Again, recent events—this time the recent Fukushima earthquake and nuclear disaster—lend fresh relevance to Nagatani’s reminder of the danger that lurks beneath the optimistic language of science and progress. In one photograph of a nuclear weapons exhibit in the Bradbury Science Museum at Los Alamos National Laboratory, Nagatani superimposes the shadowy faces of Japanese children killed by American atomic bombs and labeled jars of their remains; another shot adopts the gorgeous hues and graphic stillness of a Hiroshige woodblock print, depicting snow falling on pine trees in the contaminated Mortandad Canyon. The simple title of the bleak landscape, “Bida Hi/Opposite Views: Navaho Tract Homes and Uranium Tailings,” is heartbreaking.
After these densely layered and heat-generating set pieces, the 1993-1995 series “Japanese American Concentration Camps” feels like an astringent slap in the face. Nagatani photographed the remains of the 10 prisons where 120,000 Japanese Americans were imprisoned by the U.S. government during World War II. His style is straightforward, and his landscapes unadorned.

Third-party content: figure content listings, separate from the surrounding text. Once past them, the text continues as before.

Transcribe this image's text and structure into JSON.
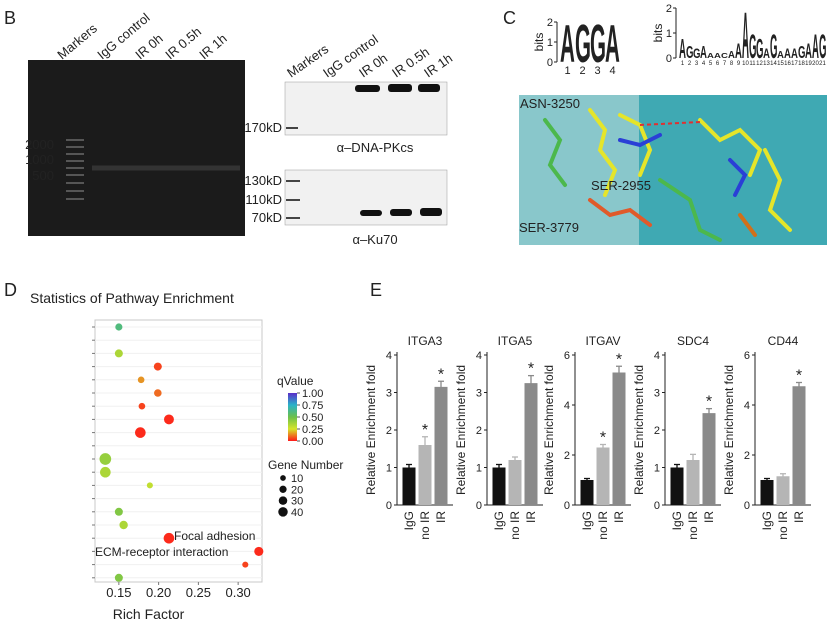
{
  "panel_labels": {
    "b": "B",
    "c": "C",
    "d": "D",
    "e": "E"
  },
  "gel": {
    "lanes": [
      "Markers",
      "IgG control",
      "IR 0h",
      "IR 0.5h",
      "IR 1h"
    ],
    "markers": [
      "2000",
      "1000",
      "500"
    ]
  },
  "western": {
    "lanes": [
      "Markers",
      "IgG control",
      "IR 0h",
      "IR 0.5h",
      "IR 1h"
    ],
    "top": {
      "markers": [
        "170kD"
      ],
      "antibody": "α–DNA-PKcs"
    },
    "bottom": {
      "markers": [
        "130kD",
        "110kD",
        "70kD"
      ],
      "antibody": "α–Ku70"
    }
  },
  "logo_colors": {
    "A": "#e8251f",
    "G": "#f3a81c",
    "C": "#2f5faa",
    "T": "#3aa33a"
  },
  "logos": [
    {
      "ylabel": "bits",
      "ylim": [
        0,
        2
      ],
      "yticks": [
        0,
        1,
        2
      ],
      "letters": [
        "A",
        "G",
        "G",
        "A"
      ],
      "heights": [
        1.9,
        1.95,
        1.95,
        1.9
      ],
      "positions": [
        1,
        2,
        3,
        4
      ]
    },
    {
      "ylabel": "bits",
      "ylim": [
        0,
        2
      ],
      "yticks": [
        0,
        1,
        2
      ],
      "letters": [
        "A",
        "G",
        "G",
        "A",
        "A",
        "A",
        "C",
        "A",
        "A",
        "A",
        "G",
        "G",
        "A",
        "G",
        "A",
        "A",
        "A",
        "G",
        "A",
        "A",
        "G"
      ],
      "heights": [
        0.8,
        0.5,
        0.4,
        0.5,
        0.2,
        0.2,
        0.2,
        0.3,
        0.6,
        1.9,
        1.0,
        0.8,
        0.4,
        1.0,
        0.3,
        0.4,
        0.4,
        0.5,
        0.6,
        1.0,
        1.0
      ],
      "positions": [
        1,
        2,
        3,
        4,
        5,
        6,
        7,
        8,
        9,
        10,
        11,
        12,
        13,
        14,
        15,
        16,
        17,
        18,
        19,
        20,
        21
      ]
    }
  ],
  "structure": {
    "residues": [
      "ASN-3250",
      "SER-2955",
      "SER-3779"
    ]
  },
  "chart_data": [
    {
      "type": "scatter",
      "title": "Statistics of Pathway Enrichment",
      "xlabel": "Rich Factor",
      "xlim": [
        0.12,
        0.33
      ],
      "xticks": [
        0.15,
        {
          "value": 0.2,
          "label": "0.20"
        },
        0.25,
        {
          "value": 0.3,
          "label": "0.30"
        }
      ],
      "categories": [
        null,
        null,
        null,
        null,
        null,
        null,
        null,
        null,
        null,
        null,
        null,
        null,
        null,
        null,
        null,
        null,
        null,
        null,
        null,
        null
      ],
      "x": [
        0.15,
        0.15,
        0.199,
        0.178,
        0.199,
        0.179,
        0.213,
        0.177,
        0.133,
        0.133,
        0.189,
        0.15,
        0.156,
        0.213,
        0.326,
        0.309,
        0.15
      ],
      "y": [
        0,
        2,
        3,
        4,
        5,
        6,
        7,
        8,
        10,
        11,
        12,
        14,
        15,
        16,
        17,
        18,
        19
      ],
      "qvalues": [
        0.6,
        0.35,
        0.05,
        0.15,
        0.1,
        0.05,
        0.02,
        0.02,
        0.4,
        0.35,
        0.3,
        0.45,
        0.35,
        0.02,
        0.02,
        0.05,
        0.45
      ],
      "sizes": [
        10,
        14,
        14,
        8,
        12,
        8,
        25,
        30,
        38,
        30,
        6,
        14,
        16,
        30,
        20,
        6,
        14
      ],
      "annotations": [
        "Focal adhesion",
        "ECM-receptor interaction"
      ],
      "color_legend": {
        "title": "qValue",
        "ticks": [
          {
            "value": 1,
            "label": "1.00"
          },
          0.75,
          {
            "value": 0.5,
            "label": "0.50"
          },
          0.25,
          {
            "value": 0,
            "label": "0.00"
          }
        ],
        "colors": [
          "#ff1a1a",
          "#d6e52b",
          "#6cc04a",
          "#29b3c9",
          "#5a2ec9"
        ]
      },
      "size_legend": {
        "title": "Gene Number",
        "values": [
          10,
          20,
          30,
          40
        ]
      }
    },
    {
      "type": "bar",
      "title": "ITGA3",
      "ylabel": "Relative Enrichment fold",
      "categories": [
        "IgG",
        "no IR",
        "IR"
      ],
      "values": [
        1.0,
        1.6,
        3.15
      ],
      "errors": [
        0.08,
        0.22,
        0.15
      ],
      "colors": [
        "#111111",
        "#b5b5b5",
        "#8a8a8a"
      ],
      "significance": [
        null,
        "*",
        "*"
      ],
      "ylim": [
        0,
        4
      ],
      "yticks": [
        0,
        1,
        2,
        3,
        4
      ]
    },
    {
      "type": "bar",
      "title": "ITGA5",
      "ylabel": "Relative Enrichment fold",
      "categories": [
        "IgG",
        "no IR",
        "IR"
      ],
      "values": [
        1.0,
        1.2,
        3.25
      ],
      "errors": [
        0.08,
        0.08,
        0.2
      ],
      "colors": [
        "#111111",
        "#b5b5b5",
        "#8a8a8a"
      ],
      "significance": [
        null,
        null,
        "*"
      ],
      "ylim": [
        0,
        4
      ],
      "yticks": [
        0,
        1,
        2,
        3,
        4
      ]
    },
    {
      "type": "bar",
      "title": "ITGAV",
      "ylabel": "Relative Enrichment fold",
      "categories": [
        "IgG",
        "no IR",
        "IR"
      ],
      "values": [
        1.0,
        2.3,
        5.3
      ],
      "errors": [
        0.06,
        0.12,
        0.25
      ],
      "colors": [
        "#111111",
        "#b5b5b5",
        "#8a8a8a"
      ],
      "significance": [
        null,
        "*",
        "*"
      ],
      "ylim": [
        0,
        6
      ],
      "yticks": [
        0,
        2,
        4,
        6
      ]
    },
    {
      "type": "bar",
      "title": "SDC4",
      "ylabel": "Relative Enrichment fold",
      "categories": [
        "IgG",
        "no IR",
        "IR"
      ],
      "values": [
        1.0,
        1.2,
        2.45
      ],
      "errors": [
        0.08,
        0.15,
        0.12
      ],
      "colors": [
        "#111111",
        "#b5b5b5",
        "#8a8a8a"
      ],
      "significance": [
        null,
        null,
        "*"
      ],
      "ylim": [
        0,
        4
      ],
      "yticks": [
        0,
        1,
        2,
        3,
        4
      ]
    },
    {
      "type": "bar",
      "title": "CD44",
      "ylabel": "Relative Enrichment fold",
      "categories": [
        "IgG",
        "no IR",
        "IR"
      ],
      "values": [
        1.0,
        1.15,
        4.75
      ],
      "errors": [
        0.06,
        0.1,
        0.15
      ],
      "colors": [
        "#111111",
        "#b5b5b5",
        "#8a8a8a"
      ],
      "significance": [
        null,
        null,
        "*"
      ],
      "ylim": [
        0,
        6
      ],
      "yticks": [
        0,
        2,
        4,
        6
      ]
    }
  ]
}
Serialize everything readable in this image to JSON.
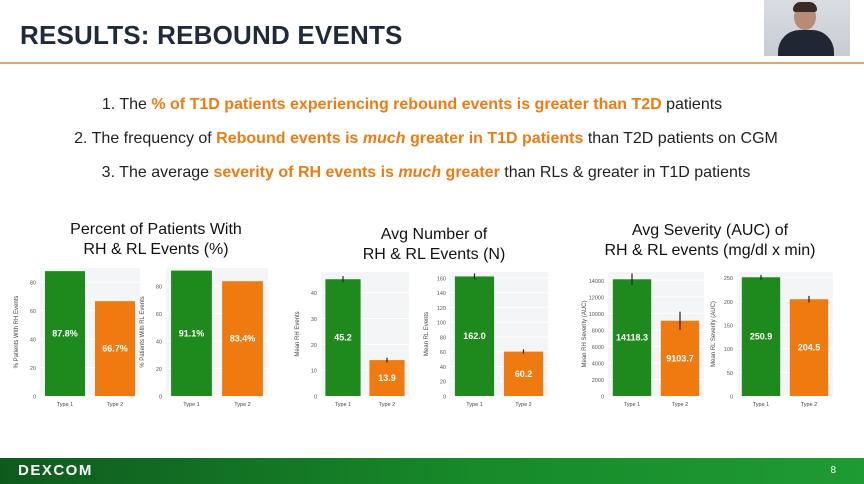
{
  "title": "RESULTS: REBOUND EVENTS",
  "points": [
    {
      "num": "1.",
      "parts": [
        {
          "t": "The ",
          "s": ""
        },
        {
          "t": "% of T1D patients experiencing rebound events is greater than T2D",
          "s": "hl"
        },
        {
          "t": " patients",
          "s": ""
        }
      ]
    },
    {
      "num": "2.",
      "parts": [
        {
          "t": "The frequency of ",
          "s": ""
        },
        {
          "t": "Rebound events is ",
          "s": "hl"
        },
        {
          "t": "much",
          "s": "hl-it"
        },
        {
          "t": " greater in T1D patients",
          "s": "hl"
        },
        {
          "t": " than T2D patients on CGM",
          "s": ""
        }
      ]
    },
    {
      "num": "3.",
      "parts": [
        {
          "t": "The average ",
          "s": ""
        },
        {
          "t": "severity of RH events is ",
          "s": "hl"
        },
        {
          "t": "much",
          "s": "hl-it"
        },
        {
          "t": " greater",
          "s": "hl"
        },
        {
          "t": " than RLs & greater in T1D patients",
          "s": ""
        }
      ]
    }
  ],
  "panels": [
    {
      "title_line1": "Percent of Patients With",
      "title_line2": "RH & RL Events (%)"
    },
    {
      "title_line1": "Avg Number of",
      "title_line2": "RH & RL Events (N)"
    },
    {
      "title_line1": "Avg Severity (AUC) of",
      "title_line2": "RH & RL events (mg/dl x min)"
    }
  ],
  "colors": {
    "type1": "#1e8a1e",
    "type2": "#ef7b10",
    "accent": "#ef7b10",
    "footer": "#178a2a"
  },
  "chart_data": [
    {
      "type": "bar",
      "ylabel": "% Patients With RH Events",
      "categories": [
        "Type 1",
        "Type 2"
      ],
      "values": [
        87.8,
        66.7
      ],
      "value_labels": [
        "87.8%",
        "66.7%"
      ],
      "ylim": [
        0,
        90
      ],
      "ticks": [
        0,
        20,
        40,
        60,
        80
      ],
      "error_bars": false
    },
    {
      "type": "bar",
      "ylabel": "% Patients With RL Events",
      "categories": [
        "Type 1",
        "Type 2"
      ],
      "values": [
        91.1,
        83.4
      ],
      "value_labels": [
        "91.1%",
        "83.4%"
      ],
      "ylim": [
        0,
        93
      ],
      "ticks": [
        0,
        20,
        40,
        60,
        80
      ],
      "error_bars": false
    },
    {
      "type": "bar",
      "ylabel": "Mean RH Events",
      "categories": [
        "Type 1",
        "Type 2"
      ],
      "values": [
        45.2,
        13.9
      ],
      "value_labels": [
        "45.2",
        "13.9"
      ],
      "ylim": [
        0,
        48
      ],
      "ticks": [
        0,
        10,
        20,
        30,
        40
      ],
      "error_bars": true,
      "err": [
        1.2,
        0.9
      ]
    },
    {
      "type": "bar",
      "ylabel": "Mean RL Events",
      "categories": [
        "Type 1",
        "Type 2"
      ],
      "values": [
        162.0,
        60.2
      ],
      "value_labels": [
        "162.0",
        "60.2"
      ],
      "ylim": [
        0,
        168
      ],
      "ticks": [
        0,
        20,
        40,
        60,
        80,
        100,
        120,
        140,
        160
      ],
      "error_bars": true,
      "err": [
        4,
        3
      ]
    },
    {
      "type": "bar",
      "ylabel": "Mean RH Severity (AUC)",
      "categories": [
        "Type 1",
        "Type 2"
      ],
      "values": [
        14118.3,
        9103.7
      ],
      "value_labels": [
        "14118.3",
        "9103.7"
      ],
      "ylim": [
        0,
        15000
      ],
      "ticks": [
        0,
        2000,
        4000,
        6000,
        8000,
        10000,
        12000,
        14000
      ],
      "error_bars": true,
      "err": [
        700,
        1100
      ]
    },
    {
      "type": "bar",
      "ylabel": "Mean RL Severity (AUC)",
      "categories": [
        "Type 1",
        "Type 2"
      ],
      "values": [
        250.9,
        204.5
      ],
      "value_labels": [
        "250.9",
        "204.5"
      ],
      "ylim": [
        0,
        262
      ],
      "ticks": [
        0,
        50,
        100,
        150,
        200,
        250
      ],
      "error_bars": true,
      "err": [
        5,
        7
      ]
    }
  ],
  "footer": {
    "logo": "DEXCOM",
    "page": "8"
  }
}
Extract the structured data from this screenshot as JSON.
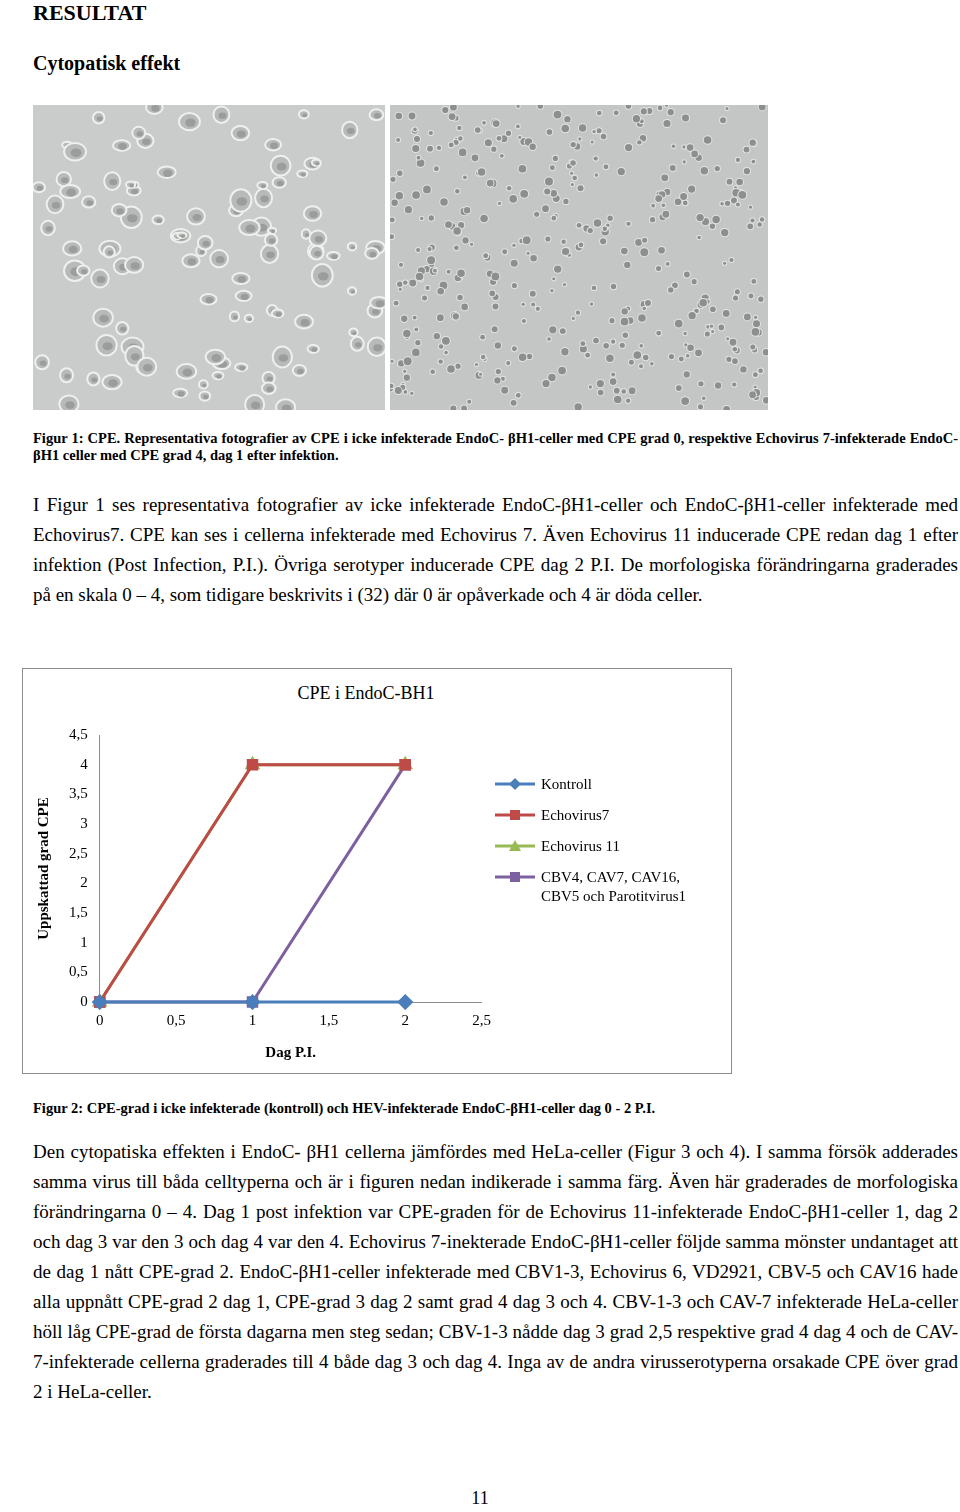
{
  "header": {
    "title": "RESULTAT",
    "subtitle": "Cytopatisk effekt"
  },
  "figure1": {
    "caption": "Figur 1: CPE. Representativa fotografier av CPE i icke infekterade EndoC- βH1-celler med CPE grad 0, respektive Echovirus 7-infekterade EndoC- βH1 celler med CPE grad 4, dag 1 efter infektion."
  },
  "paragraph1": "I Figur 1 ses representativa fotografier av icke infekterade EndoC-βH1-celler och EndoC-βH1-celler infekterade med Echovirus7. CPE kan ses i cellerna infekterade med Echovirus 7. Även Echovirus 11 inducerade CPE redan dag 1 efter infektion (Post Infection, P.I.). Övriga serotyper inducerade CPE dag 2 P.I. De morfologiska förändringarna graderades på en skala 0 – 4, som tidigare beskrivits i (32) där 0 är opåverkade och 4 är döda celler.",
  "chart_data": {
    "type": "line",
    "title": "CPE i EndoC-BH1",
    "x_label": "Dag P.I.",
    "y_label": "Uppskattad grad CPE",
    "x": [
      0,
      1,
      2
    ],
    "series": [
      {
        "name": "Kontroll",
        "color": "#4a7ebb",
        "marker": "diamond",
        "values": [
          0,
          0,
          0
        ]
      },
      {
        "name": "Echovirus7",
        "color": "#be4b48",
        "marker": "square",
        "values": [
          0,
          4,
          4
        ]
      },
      {
        "name": "Echovirus 11",
        "color": "#98b954",
        "marker": "triangle",
        "values": [
          0,
          4,
          4
        ]
      },
      {
        "name": "CBV4, CAV7, CAV16, CBV5 och Parotitvirus1",
        "color": "#7d60a0",
        "marker": "square",
        "values": [
          0,
          0,
          4
        ]
      }
    ],
    "xlim": [
      0,
      2.5
    ],
    "xticks": [
      0,
      {
        "value": 0.5,
        "label": "0,5"
      },
      1,
      {
        "value": 1.5,
        "label": "1,5"
      },
      2,
      {
        "value": 2.5,
        "label": "2,5"
      }
    ],
    "ylim": [
      0,
      4.5
    ],
    "yticks": [
      0,
      {
        "value": 0.5,
        "label": "0,5"
      },
      1,
      {
        "value": 1.5,
        "label": "1,5"
      },
      2,
      {
        "value": 2.5,
        "label": "2,5"
      },
      3,
      {
        "value": 3.5,
        "label": "3,5"
      },
      4,
      {
        "value": 4.5,
        "label": "4,5"
      }
    ],
    "grid": false,
    "legend": "right"
  },
  "figure2": {
    "caption": "Figur 2: CPE-grad i icke infekterade (kontroll) och HEV-infekterade EndoC-βH1-celler dag 0 - 2 P.I."
  },
  "paragraph2": "Den cytopatiska effekten i EndoC- βH1 cellerna jämfördes med HeLa-celler (Figur 3 och 4). I samma försök adderades samma virus till båda celltyperna och är i figuren nedan indikerade i samma färg. Även här graderades de morfologiska förändringarna 0 – 4. Dag 1 post infektion var CPE-graden för de Echovirus 11-infekterade EndoC-βH1-celler 1, dag 2 och dag 3 var den 3 och dag 4 var den 4. Echovirus 7-inekterade EndoC-βH1-celler följde samma mönster undantaget att de dag 1 nått CPE-grad 2. EndoC-βH1-celler infekterade med CBV1-3, Echovirus 6, VD2921, CBV-5 och CAV16 hade alla uppnått CPE-grad 2 dag 1, CPE-grad 3 dag 2 samt grad 4 dag 3 och 4. CBV-1-3 och CAV-7 infekterade HeLa-celler höll låg CPE-grad de första dagarna men steg sedan; CBV-1-3 nådde dag 3 grad 2,5 respektive grad 4 dag 4 och de CAV-7-infekterade cellerna graderades till 4 både dag 3 och dag 4. Inga av de andra virusserotyperna orsakade CPE över grad 2 i HeLa-celler.",
  "page_number": "11"
}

Historian Jasmine Alinder, in her introduction to the series in Desire for Magic, notes that this “absence of overt manipulation…contributes to the photographs’ accessibility,” and writes that when they were shown at L.A.’s Japanese American Cultural and Community Center, former prisoners, some of whom probably had been reluctant to discuss this period of their lives before, used them as links to buried memories, telling stories and opening a dialogue that Sansei like Nagatani had been deprived of for most of their lives. Nagatani’s mother was sent to the Manzanar, California concentration camp, and his father was imprisoned in Jerome, Arkansas, yet they rarely spoke of their prison experiences.
The stark landscapes, especially those photographed at Manzanar, can also be read as a reply to the iconic images that Ansel Adams shot at the prison camp. Instead of making the breathtaking Sierra Nevada the focal point, as Adams did in his 1943 photograph Winter Sunrise, Sierra Nevada from Lone Pine, California, Nagatani’s attention is focused on the architectural ruins of the camp and its cemetery, while the towering Sierra Nevada is relegated to the role of low-lying backdrop.
In the beautiful, sometimes surrealistic 1978-2007 series “Chromatherapy,” Nagatani the set designer and storyteller is back, using an ancient form of healing with colored light as a jumping off point to explore the properties of color, light, medical manipulation and healing of all sorts, including a reference to his own battle with cancer.
Nagatani’s most recent work is included in a series he began in 1982, “Tape-estries,” an astonishing, virtuosic and ethereal set of color print photographs of “paintings” he made using only masking tape. In his artist’s statement, Nagatani describes marathon, meditative taping sessions he likens to “chanting,” or “being in shape and running ten miles….Time passes and only my aching fingers and shoulders indicate how long I have been continuously painting with the tape. I relish the focus on details and to be lost in the quiet and minute parts of the whole.” Fittingly, his subject matter here is his most spiritual: a French cathedral, bodhisattvas, Hindu gods, and—granted almost god-like status in Nagatani’s pantheon—a healer and a magician.
Summing up both his “Tape-estries” and his entire of work so far, Nagatani writes, “I want magic in my life and work. Beauty is important.”